To elaborate a little, think of the communications that have to happen:

* 1) Desktop client connects to server, phone client connects to server (somehow you need to associate the two, but lets tackle that later)

* 2) Phone tells the server about an action the user has initiated, lets say, the user hits button A.

* 3) The server now has to tell any other connected clients (in this simple case, the desktop client) that the action associated with button A has been triggered.

* 4) The desktop client now 'hears' (or is informed about) the button A press and responds accordingly.

It sounds like you're most worried about step 3 above but that isn't going to be your trickiest bit, step 1 is, but lets look at step 3 for now.

You have two options, which you've mentioned:

* 1) desktop client connects a websocket to the server, this is a stay-alive connection, so that the server can now push events to the client (if you're comfortable with event emitters the theory is simple, its the same as using element.addEventListener but you control both sides of the event, both the emit and the listen).

* 2) desktop client uses ajax, which does not stay-alive so the server can not initiate a conversation, it must wait for the client to request stuff, which means your desktop client must poll the server for changes, which also means your server has to keep a record of all events and pop them off a stack when the client requests it. Annoying and error-prone.

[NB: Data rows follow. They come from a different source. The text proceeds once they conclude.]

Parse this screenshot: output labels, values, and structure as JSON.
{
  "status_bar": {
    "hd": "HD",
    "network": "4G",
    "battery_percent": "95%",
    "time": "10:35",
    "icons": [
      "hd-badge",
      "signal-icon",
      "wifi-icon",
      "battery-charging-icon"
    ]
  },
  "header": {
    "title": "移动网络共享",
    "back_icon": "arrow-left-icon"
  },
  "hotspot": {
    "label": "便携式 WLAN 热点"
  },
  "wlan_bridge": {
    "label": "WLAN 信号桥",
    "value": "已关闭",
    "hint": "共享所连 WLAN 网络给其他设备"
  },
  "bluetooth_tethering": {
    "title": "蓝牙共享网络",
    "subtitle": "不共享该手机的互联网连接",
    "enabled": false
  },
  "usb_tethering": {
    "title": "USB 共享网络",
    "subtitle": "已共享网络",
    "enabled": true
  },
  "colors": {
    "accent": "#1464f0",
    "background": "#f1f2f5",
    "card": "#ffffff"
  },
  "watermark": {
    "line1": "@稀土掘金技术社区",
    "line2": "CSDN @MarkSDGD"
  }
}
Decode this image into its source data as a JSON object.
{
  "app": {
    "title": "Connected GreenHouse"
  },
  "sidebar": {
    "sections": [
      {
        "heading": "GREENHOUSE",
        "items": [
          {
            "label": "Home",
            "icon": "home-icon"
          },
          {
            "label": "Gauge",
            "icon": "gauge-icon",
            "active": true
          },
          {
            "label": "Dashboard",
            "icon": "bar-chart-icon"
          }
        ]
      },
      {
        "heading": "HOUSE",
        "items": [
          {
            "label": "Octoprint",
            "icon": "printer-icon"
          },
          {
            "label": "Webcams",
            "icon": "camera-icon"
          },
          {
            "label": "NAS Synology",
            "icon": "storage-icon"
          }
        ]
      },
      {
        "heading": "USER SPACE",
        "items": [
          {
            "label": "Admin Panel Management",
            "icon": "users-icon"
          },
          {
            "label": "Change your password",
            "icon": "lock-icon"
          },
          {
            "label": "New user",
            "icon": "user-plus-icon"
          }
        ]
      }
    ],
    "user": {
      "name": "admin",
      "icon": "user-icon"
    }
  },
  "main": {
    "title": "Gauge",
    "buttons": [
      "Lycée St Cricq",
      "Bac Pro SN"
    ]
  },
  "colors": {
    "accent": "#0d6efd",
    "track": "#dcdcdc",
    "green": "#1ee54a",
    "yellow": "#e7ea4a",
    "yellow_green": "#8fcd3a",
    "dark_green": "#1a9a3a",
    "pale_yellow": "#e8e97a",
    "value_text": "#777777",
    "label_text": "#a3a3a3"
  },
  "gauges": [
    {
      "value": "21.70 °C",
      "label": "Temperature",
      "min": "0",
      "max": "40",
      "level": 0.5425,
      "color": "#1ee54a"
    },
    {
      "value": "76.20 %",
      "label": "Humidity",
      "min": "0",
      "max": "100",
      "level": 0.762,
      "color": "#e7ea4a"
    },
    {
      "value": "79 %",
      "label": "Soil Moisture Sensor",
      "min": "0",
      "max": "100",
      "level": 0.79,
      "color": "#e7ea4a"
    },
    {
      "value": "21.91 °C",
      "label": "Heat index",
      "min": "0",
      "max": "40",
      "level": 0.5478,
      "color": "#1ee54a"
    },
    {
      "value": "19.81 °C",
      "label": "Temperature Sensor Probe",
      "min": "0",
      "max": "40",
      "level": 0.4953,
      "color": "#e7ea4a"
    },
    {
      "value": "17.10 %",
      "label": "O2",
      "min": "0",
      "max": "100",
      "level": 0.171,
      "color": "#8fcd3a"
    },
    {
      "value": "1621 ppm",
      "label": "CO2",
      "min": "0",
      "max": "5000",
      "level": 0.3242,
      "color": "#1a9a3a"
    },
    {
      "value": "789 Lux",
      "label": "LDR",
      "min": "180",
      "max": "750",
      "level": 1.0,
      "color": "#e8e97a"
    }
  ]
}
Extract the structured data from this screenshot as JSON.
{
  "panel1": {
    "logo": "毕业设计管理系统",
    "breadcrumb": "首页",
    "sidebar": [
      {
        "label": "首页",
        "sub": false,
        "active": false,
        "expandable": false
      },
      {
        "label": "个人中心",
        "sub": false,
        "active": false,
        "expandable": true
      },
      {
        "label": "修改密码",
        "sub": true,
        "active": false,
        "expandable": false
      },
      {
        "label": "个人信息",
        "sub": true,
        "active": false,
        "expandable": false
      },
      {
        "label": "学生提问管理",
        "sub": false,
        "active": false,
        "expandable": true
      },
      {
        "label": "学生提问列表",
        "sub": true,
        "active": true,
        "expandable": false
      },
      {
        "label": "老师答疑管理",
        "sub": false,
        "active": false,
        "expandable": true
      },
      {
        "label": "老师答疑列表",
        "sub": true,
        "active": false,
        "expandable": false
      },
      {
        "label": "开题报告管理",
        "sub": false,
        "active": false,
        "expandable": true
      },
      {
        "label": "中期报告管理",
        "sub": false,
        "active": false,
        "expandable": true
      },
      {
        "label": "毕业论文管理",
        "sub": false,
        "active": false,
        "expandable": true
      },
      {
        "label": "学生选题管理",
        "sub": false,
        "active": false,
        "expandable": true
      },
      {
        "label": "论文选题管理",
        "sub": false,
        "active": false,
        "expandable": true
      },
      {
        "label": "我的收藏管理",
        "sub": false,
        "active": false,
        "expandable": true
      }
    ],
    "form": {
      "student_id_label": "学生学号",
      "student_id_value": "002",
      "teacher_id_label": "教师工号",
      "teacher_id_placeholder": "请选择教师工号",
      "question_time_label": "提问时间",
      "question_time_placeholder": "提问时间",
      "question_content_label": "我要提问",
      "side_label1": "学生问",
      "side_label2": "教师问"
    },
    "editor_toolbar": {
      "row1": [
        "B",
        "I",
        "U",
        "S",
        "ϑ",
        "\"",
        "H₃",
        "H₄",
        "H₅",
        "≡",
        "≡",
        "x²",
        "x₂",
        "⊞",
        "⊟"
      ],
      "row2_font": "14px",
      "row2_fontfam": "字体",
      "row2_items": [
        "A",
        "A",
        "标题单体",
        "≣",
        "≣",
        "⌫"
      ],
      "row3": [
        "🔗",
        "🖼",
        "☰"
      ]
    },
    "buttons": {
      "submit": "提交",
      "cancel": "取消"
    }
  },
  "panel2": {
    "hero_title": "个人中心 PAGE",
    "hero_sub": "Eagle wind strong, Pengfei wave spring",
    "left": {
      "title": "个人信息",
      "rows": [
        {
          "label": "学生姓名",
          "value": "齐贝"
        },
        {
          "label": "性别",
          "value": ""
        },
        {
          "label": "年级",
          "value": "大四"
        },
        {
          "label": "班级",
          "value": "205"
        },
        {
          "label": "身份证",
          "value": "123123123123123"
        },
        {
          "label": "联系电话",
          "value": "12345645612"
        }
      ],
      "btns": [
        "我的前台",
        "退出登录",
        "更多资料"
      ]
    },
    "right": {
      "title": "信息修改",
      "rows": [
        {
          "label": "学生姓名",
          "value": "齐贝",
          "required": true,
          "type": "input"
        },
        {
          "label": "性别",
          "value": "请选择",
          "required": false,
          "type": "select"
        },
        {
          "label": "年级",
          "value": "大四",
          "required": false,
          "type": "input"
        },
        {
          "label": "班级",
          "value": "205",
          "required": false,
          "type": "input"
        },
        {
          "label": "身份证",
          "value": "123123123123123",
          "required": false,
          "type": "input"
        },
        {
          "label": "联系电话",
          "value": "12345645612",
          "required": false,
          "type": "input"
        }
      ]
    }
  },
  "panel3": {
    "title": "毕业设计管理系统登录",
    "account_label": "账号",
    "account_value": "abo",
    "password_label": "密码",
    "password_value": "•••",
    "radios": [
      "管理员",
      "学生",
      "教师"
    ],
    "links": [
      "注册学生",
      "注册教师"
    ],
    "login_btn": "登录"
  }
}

Polling is awkward in lots of ways, if you can, use option 1 with a websocket for this and use a library like socket.io to make things a little easier for you.

Step 1 in the flow above is going to be trickier because you have to connect instances somehow and to be honest I don't know how you're going to do this without knocking up your own custom server.

If this is for a class (and this is not a trivial thing you're attempting to do) can you cheat a little by having users input an id of some sort? i.e. fire open browser on your desktop and enter id '1', now fire open your mobile device and also enter id '1', now your server has two connections both telling it they are id '1', so now you can connect them. If it wasn't a two player game then you can actually ditch this and just emit events to all connected clients, but in your case that will not work.

However you do this, I don't think there is a service that will knock up all this backend for you and you'll have to have decent knowledge of using ajax and/or websockets and of knocking together a basic server to route events through.

It's a really nice idea for a project but you're giving yourself multiple problems to solve: 1) external control device, 2) multiplayer shizzle, 3) a game. If you just have to release a game to meet course requirements I'd suggest ditch 1 and 2 and just crank out a client-side only game, OR, choose 1 or 2 and accept you'll have to do some server programming, which would be very cool (option 1 with the external phone as a gamepad would make an awesome project).

I'm not sure how long you have to complete this but if you have limited experience of ajax/websockets/communications then this isn't going to be a quick project for you, multiplayer or connected device stuff can get really tricky really quickly and requires a fair amount of experience to get right (and we haven't even touched on latency and projection and stuff, tricky).